The Fund-supported programme under the ECF has three main objectives, aligned with the government’s Relief, Restructuring, and Resilience (3R) plan. First, mitigating the Covid-19 impact on health and economic activity, and protecting vulnerable groups, including by making room in the budget for health, social assistance, and job support, while enhancing fiscal transparency and governance. Second, preserving macroeconomic and financial stability, including by maintaining a prudent fiscal stance, preserving reserve adequacy, and strengthening financial sector regulation and supervision. Third, supporting a reform agenda that leads to sustained growth and poverty reduction over the medium term, including by implementing cross-cutting institutional reforms that improve governance and reduce corruption vulnerability.
"The Covid-19 pandemic severely impacted Nepal’s economy, including through a decline in tourism and domestic activity and volatile remittances," at the conclusion of the executive board’s discussion, deputy managing director and acting chair Bo Li said. "Households are experiencing an ongoing shock to income and social assistance programs have limited coverage, implying a likely setback to poverty alleviation gains in recent years," he said, adding that important fiscal and external financing needs remain to support the Covid-19 response, facilitate a continued recovery, and maintain a comfortable level of reserves. "The Extended Credit Facility arrangement will support the government’s priorities, to mitigate the pandemic’s impact on health and economic activity and protect vulnerable groups; preserve macroeconomic and financial stability; support sustained growth and poverty reduction; and catalyse additional external financing."

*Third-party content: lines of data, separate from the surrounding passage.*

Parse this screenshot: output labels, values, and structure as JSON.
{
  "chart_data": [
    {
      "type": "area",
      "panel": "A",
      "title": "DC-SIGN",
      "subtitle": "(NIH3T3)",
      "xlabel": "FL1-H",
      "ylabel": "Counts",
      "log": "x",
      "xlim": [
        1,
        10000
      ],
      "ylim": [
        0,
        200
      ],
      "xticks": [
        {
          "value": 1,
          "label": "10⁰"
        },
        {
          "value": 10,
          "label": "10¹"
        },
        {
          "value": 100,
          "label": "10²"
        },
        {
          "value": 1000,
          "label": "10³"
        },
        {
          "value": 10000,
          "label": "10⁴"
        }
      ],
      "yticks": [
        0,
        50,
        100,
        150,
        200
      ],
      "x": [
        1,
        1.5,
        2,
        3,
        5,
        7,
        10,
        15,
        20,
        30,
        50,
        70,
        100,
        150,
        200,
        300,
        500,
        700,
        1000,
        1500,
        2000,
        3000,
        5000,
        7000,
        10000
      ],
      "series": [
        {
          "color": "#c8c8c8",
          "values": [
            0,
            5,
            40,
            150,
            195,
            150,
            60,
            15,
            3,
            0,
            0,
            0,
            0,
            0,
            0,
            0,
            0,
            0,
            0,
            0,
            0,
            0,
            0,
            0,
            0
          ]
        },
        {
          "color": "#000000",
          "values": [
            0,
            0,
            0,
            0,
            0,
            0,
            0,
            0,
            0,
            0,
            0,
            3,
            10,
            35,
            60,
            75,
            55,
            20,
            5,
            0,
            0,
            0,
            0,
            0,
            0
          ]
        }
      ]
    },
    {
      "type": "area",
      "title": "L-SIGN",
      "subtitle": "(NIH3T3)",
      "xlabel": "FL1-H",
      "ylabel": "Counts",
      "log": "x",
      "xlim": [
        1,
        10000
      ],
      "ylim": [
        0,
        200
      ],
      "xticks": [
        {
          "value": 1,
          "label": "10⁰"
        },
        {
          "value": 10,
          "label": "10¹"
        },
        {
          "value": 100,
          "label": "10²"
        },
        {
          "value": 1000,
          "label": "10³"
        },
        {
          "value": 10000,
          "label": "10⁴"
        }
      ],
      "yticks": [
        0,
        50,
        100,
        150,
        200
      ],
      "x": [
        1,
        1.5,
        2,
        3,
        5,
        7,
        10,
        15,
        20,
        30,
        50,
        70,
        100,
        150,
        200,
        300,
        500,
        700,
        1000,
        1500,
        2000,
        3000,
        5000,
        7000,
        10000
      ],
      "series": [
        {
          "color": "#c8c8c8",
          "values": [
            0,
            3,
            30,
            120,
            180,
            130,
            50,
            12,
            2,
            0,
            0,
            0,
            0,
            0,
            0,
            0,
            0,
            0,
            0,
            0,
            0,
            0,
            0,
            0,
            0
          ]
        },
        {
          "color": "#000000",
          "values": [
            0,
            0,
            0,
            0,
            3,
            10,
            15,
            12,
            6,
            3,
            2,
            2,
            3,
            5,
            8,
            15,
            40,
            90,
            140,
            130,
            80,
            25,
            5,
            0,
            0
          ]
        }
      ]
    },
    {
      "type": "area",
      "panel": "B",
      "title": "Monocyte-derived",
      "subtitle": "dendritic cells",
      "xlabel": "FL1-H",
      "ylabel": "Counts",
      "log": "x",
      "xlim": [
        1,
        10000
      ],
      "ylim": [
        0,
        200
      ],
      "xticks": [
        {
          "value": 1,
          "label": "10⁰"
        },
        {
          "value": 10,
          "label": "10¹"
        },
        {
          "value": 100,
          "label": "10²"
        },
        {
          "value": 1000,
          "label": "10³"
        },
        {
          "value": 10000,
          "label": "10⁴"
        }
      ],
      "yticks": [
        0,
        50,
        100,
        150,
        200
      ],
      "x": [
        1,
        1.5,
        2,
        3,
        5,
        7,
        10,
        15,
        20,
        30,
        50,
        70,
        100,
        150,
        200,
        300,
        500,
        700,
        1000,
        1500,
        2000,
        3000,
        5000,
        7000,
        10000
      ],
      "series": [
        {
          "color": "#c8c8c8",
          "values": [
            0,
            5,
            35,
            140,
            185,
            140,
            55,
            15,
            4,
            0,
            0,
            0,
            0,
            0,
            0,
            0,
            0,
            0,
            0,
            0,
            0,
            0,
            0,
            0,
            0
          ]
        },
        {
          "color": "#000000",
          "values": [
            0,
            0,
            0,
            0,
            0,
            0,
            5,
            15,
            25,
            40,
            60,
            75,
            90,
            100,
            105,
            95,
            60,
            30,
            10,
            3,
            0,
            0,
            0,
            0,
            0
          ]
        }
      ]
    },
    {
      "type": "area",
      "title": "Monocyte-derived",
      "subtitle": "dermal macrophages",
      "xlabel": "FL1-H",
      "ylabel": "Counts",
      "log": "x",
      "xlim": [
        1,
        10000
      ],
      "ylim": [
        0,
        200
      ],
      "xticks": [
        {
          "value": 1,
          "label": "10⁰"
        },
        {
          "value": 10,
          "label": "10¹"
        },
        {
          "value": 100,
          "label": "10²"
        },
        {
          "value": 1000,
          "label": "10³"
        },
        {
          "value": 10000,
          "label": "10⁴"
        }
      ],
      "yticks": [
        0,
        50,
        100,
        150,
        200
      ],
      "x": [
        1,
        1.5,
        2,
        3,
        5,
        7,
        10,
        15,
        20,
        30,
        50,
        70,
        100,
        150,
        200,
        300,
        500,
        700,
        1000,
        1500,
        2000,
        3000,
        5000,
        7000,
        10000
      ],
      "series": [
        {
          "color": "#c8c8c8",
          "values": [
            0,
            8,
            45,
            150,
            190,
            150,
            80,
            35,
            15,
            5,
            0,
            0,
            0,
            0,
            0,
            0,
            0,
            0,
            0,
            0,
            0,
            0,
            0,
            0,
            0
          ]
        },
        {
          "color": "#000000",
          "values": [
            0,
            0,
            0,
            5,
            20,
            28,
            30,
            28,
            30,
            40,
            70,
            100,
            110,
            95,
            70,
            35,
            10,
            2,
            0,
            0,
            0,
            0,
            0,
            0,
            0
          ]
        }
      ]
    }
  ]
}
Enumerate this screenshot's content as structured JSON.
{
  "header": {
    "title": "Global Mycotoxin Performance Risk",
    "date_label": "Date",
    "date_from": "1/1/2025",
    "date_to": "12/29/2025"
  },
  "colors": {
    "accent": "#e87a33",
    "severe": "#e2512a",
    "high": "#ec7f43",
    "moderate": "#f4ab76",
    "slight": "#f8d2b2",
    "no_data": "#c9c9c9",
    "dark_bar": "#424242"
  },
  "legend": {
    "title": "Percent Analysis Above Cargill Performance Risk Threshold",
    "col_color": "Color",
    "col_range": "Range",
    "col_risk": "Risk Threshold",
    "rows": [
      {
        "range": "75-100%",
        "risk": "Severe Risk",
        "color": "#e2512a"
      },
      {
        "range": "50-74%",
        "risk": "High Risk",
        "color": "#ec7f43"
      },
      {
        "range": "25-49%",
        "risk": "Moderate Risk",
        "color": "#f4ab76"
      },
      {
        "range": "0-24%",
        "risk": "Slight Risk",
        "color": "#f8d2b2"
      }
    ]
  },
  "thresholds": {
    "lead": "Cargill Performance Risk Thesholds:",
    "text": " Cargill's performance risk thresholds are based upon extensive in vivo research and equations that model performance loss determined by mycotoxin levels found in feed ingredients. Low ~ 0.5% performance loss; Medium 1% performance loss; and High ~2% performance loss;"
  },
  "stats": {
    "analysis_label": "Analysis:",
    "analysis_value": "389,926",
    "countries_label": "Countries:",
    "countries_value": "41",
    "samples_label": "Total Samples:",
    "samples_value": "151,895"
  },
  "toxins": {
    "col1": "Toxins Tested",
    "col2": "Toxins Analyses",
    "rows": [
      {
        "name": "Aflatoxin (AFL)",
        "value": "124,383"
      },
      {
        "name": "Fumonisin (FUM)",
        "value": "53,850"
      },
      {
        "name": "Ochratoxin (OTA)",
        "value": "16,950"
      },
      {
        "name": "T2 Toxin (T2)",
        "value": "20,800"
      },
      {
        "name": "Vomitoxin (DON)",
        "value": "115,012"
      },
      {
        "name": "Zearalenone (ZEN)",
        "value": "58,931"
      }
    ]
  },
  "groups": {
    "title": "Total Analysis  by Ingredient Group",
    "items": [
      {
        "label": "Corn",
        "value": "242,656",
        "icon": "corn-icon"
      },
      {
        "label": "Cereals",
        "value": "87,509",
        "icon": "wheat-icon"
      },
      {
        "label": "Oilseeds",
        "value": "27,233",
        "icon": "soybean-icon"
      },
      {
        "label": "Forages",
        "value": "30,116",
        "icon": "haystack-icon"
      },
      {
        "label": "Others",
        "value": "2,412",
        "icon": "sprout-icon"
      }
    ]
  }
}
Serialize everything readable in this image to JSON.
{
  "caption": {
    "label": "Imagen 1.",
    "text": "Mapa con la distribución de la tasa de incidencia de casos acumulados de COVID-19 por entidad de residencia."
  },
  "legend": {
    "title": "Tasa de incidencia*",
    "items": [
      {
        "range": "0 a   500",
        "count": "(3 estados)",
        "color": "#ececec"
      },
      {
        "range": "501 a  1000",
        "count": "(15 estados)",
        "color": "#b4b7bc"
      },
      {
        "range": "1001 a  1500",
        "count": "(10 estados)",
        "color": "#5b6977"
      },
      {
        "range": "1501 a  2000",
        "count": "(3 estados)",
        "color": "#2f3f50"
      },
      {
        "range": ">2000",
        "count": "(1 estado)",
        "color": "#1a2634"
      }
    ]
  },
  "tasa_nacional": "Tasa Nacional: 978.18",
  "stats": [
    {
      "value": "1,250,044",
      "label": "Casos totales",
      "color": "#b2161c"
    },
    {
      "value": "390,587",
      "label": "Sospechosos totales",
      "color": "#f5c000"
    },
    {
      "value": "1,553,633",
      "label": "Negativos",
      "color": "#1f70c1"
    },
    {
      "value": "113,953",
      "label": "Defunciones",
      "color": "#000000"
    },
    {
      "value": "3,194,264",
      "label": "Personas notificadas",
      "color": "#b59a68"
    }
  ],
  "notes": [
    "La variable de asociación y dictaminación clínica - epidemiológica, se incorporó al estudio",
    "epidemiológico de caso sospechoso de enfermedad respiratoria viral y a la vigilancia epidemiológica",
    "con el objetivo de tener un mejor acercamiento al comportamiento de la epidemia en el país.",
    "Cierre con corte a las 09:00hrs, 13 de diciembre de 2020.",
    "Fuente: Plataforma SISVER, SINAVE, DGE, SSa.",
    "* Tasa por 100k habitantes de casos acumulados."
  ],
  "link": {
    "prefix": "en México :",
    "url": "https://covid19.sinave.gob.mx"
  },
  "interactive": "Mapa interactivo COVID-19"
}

It will also help anchor and leverage the Fund’s capacity development strategy in Nepal, he added.
"Fiscal policy in the early part of the programme accommodates priority spending to address health needs, support the economy, and protect the most vulnerable," he said, adding that fiscal deficits would gradually decline once the health crisis wanes, helping to ensure debt sustainability, while also accommodating the authorities’ commitment to further enhance social safety nets. "A comprehensive fiscal structural reform agenda underpins the programme, with both revenue mobilisation and public financial management reforms to address the public investment efficiency gaps, strengthen fiscal risk management, improve public debt and cash management, and help advance fiscal federalism in a fiscally prudent manner."
Moving ahead with reforms to further enhance fiscal transparency and reporting will be important, he added. "The gradual unwinding of accommodative monetary policy and the authorities’ commitment to remain vigilant toward emerging risks in the external and financial sectors are welcome."
Suggesting to strengthen financial sector regulation and supervision, he urged that progress is needed on policies that preserve the stability of the financial system while supporting growth through ensuring the availability of adequate and timely supervisory data, updating the regulatory framework to better capture risks including to banks’ asset quality, and enhancing the quality of supervision. "Measures set out under the programme to further improve the autonomy and accountability framework of the central bank would support this agenda."
"Sustained structural reform efforts are necessary to enhance the business environment, strengthen climate resilience, and raise medium-term growth," he further suggested, adding, "To this end, the programme supports several cross-cutting institutional reforms that address governance, vulnerability to corruption, and efficiency of the public sector."